Here’s text of the exchange from the official transcript:
QUESTION: Okay. I also have a couple questions on the water supply – the Israelis cut off water supplies to the inhabitants —
MR KIRBY: Yeah.
QUESTION: — of the West Bank. Now, the Israelis, including settlers, they get about 300 liters per day, Palestinians get 70 liters per day, and this is basically Palestinian water. They siphon it from Palestinian areas. I wonder if you have any comment on that.
First, as we clearly demonstrated when this libel appeared in the British media, the claim (citing Palestinian government officials) that “Israelis cut off water supplies” to West Bank Palestinians is completely untrue. Our communication with COGAT (the Israeli authority in the territories) and Merokot (Israel’s water carrier) revealed the following.
- There have been water shortages since the start of Ramadan, but these were caused naturally by an increase in demand during the hot weather months and a shortage of supply from the mountain aquifer.
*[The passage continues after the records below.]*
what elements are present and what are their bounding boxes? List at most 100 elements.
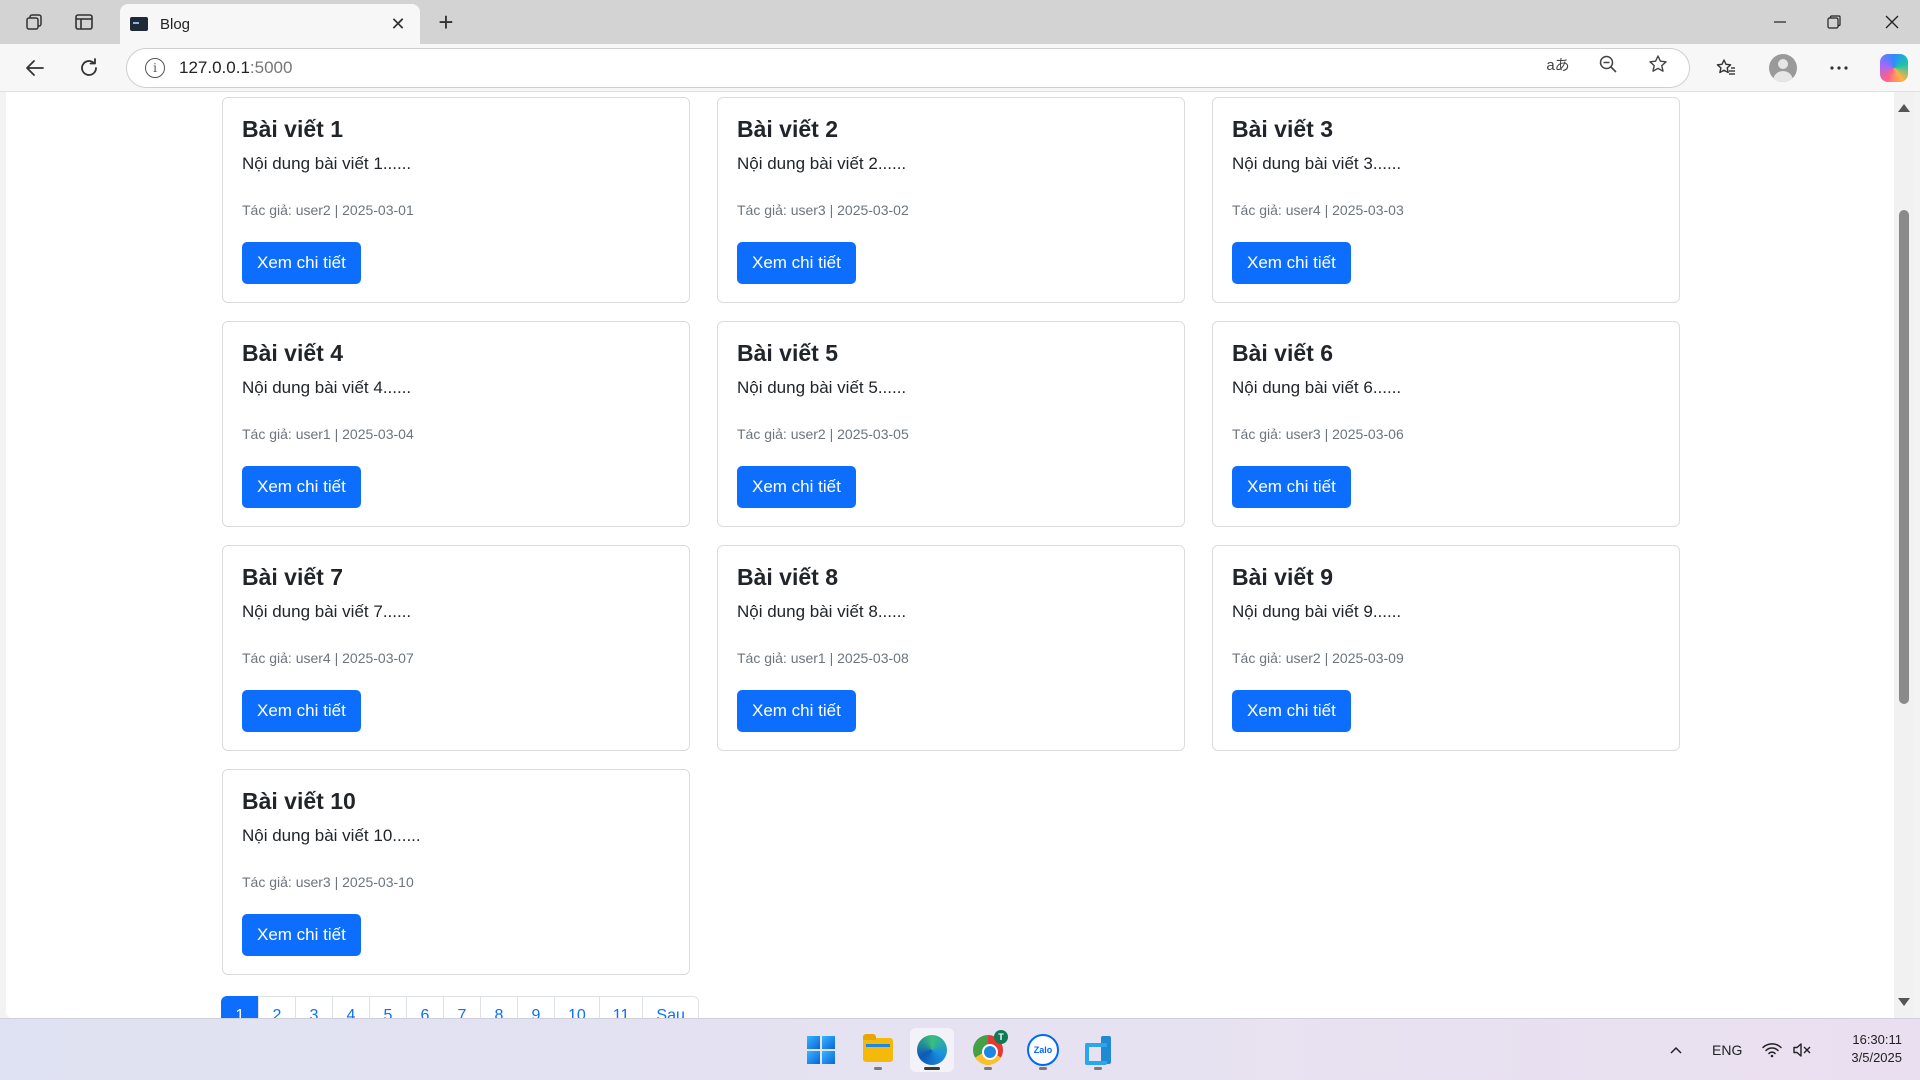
profile-avatar-icon[interactable] (1769, 54, 1797, 82)
view-detail-button[interactable]: Xem chi tiết (737, 690, 856, 732)
view-detail-button[interactable]: Xem chi tiết (242, 914, 361, 956)
zalo-button[interactable]: Zalo (1021, 1028, 1065, 1072)
translate-icon[interactable]: aあ (1544, 52, 1572, 76)
page-link-6[interactable]: 6 (406, 996, 444, 1018)
refresh-icon[interactable] (72, 52, 106, 84)
post-meta: Tác giả: user2 | 2025-03-09 (1232, 650, 1404, 667)
post-card: Bài viết 3 Nội dung bài viết 3...... Tác… (1212, 97, 1680, 303)
page-link-4[interactable]: 4 (332, 996, 370, 1018)
post-card: Bài viết 5 Nội dung bài viết 5...... Tác… (717, 321, 1185, 527)
post-content: Nội dung bài viết 4...... (242, 378, 412, 398)
favorite-star-icon[interactable] (1644, 52, 1672, 76)
post-title: Bài viết 10 (242, 788, 356, 814)
edge-button[interactable] (910, 1028, 954, 1072)
post-meta: Tác giả: user1 | 2025-03-04 (242, 426, 414, 443)
tab-title: Blog (160, 15, 191, 33)
vscode-icon (1083, 1035, 1113, 1065)
vscode-button[interactable] (1076, 1028, 1120, 1072)
start-button[interactable] (799, 1028, 843, 1072)
post-title: Bài viết 9 (1232, 564, 1333, 590)
volume-muted-icon[interactable] (1792, 1019, 1812, 1080)
scroll-up-arrow-icon[interactable] (1898, 104, 1910, 112)
post-title: Bài viết 6 (1232, 340, 1333, 366)
post-content: Nội dung bài viết 5...... (737, 378, 907, 398)
zoom-out-icon[interactable] (1594, 52, 1622, 76)
more-options-icon[interactable] (1822, 52, 1856, 84)
page-link-9[interactable]: 9 (517, 996, 555, 1018)
restore-icon[interactable] (1806, 0, 1862, 44)
post-content: Nội dung bài viết 8...... (737, 602, 907, 622)
post-content: Nội dung bài viết 9...... (1232, 602, 1402, 622)
page-link-5[interactable]: 5 (369, 996, 407, 1018)
chrome-button[interactable]: T (966, 1028, 1010, 1072)
post-content: Nội dung bài viết 6...... (1232, 378, 1402, 398)
windows-taskbar: T Zalo ENG 16:30:11 3/5/2025 (0, 1018, 1920, 1080)
back-icon[interactable] (18, 52, 52, 84)
system-clock[interactable]: 16:30:11 3/5/2025 (1832, 1031, 1902, 1067)
post-content: Nội dung bài viết 1...... (242, 154, 412, 174)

- This water shortage has affected both Jewish and Palestinian communities in the West Bank.
- Israel actually increased the water supply to Palestinians in Hebron and Bethlehem, and to all Palestinian communities at night, to accommodate Muslims observing Ramadan.
Additionally, the Palestinian journalist’s claim that Israeli settlers get over four times more water than Palestinians represents a version of a smear about ‘unequal water distribution’ that has been thoroughly debunked by UK Media Watch and CAMERA. A 2012 report from the Begin-Sadat Center showed Israelis now use only marginally more water than Palestinians, and that Israel provides more water to Palestinians than it’s obligated to under Oslo.
Finally, the charge that Israelis “syphon” water from the Palestinians is an inversion reality, as multiple reports have documented the problem of illegal Palestinian drilling into Israeli water sources.
Though Kirby admirably dismisses the allegations by Arikat, he also unfortunately cites, in Israel defense, a relatively insignificant fact – emphasized by some groups attempting the refute the charges – concerning a temporary cut water line that only affected water availability in the West Bank for a few hours.
As we’ve demonstrated in previous posts, Arikat’s charge that Israel steals Palestinian water, and cut off water to thirsty Palestinians (during Ramadan!), is the opposite of the truth.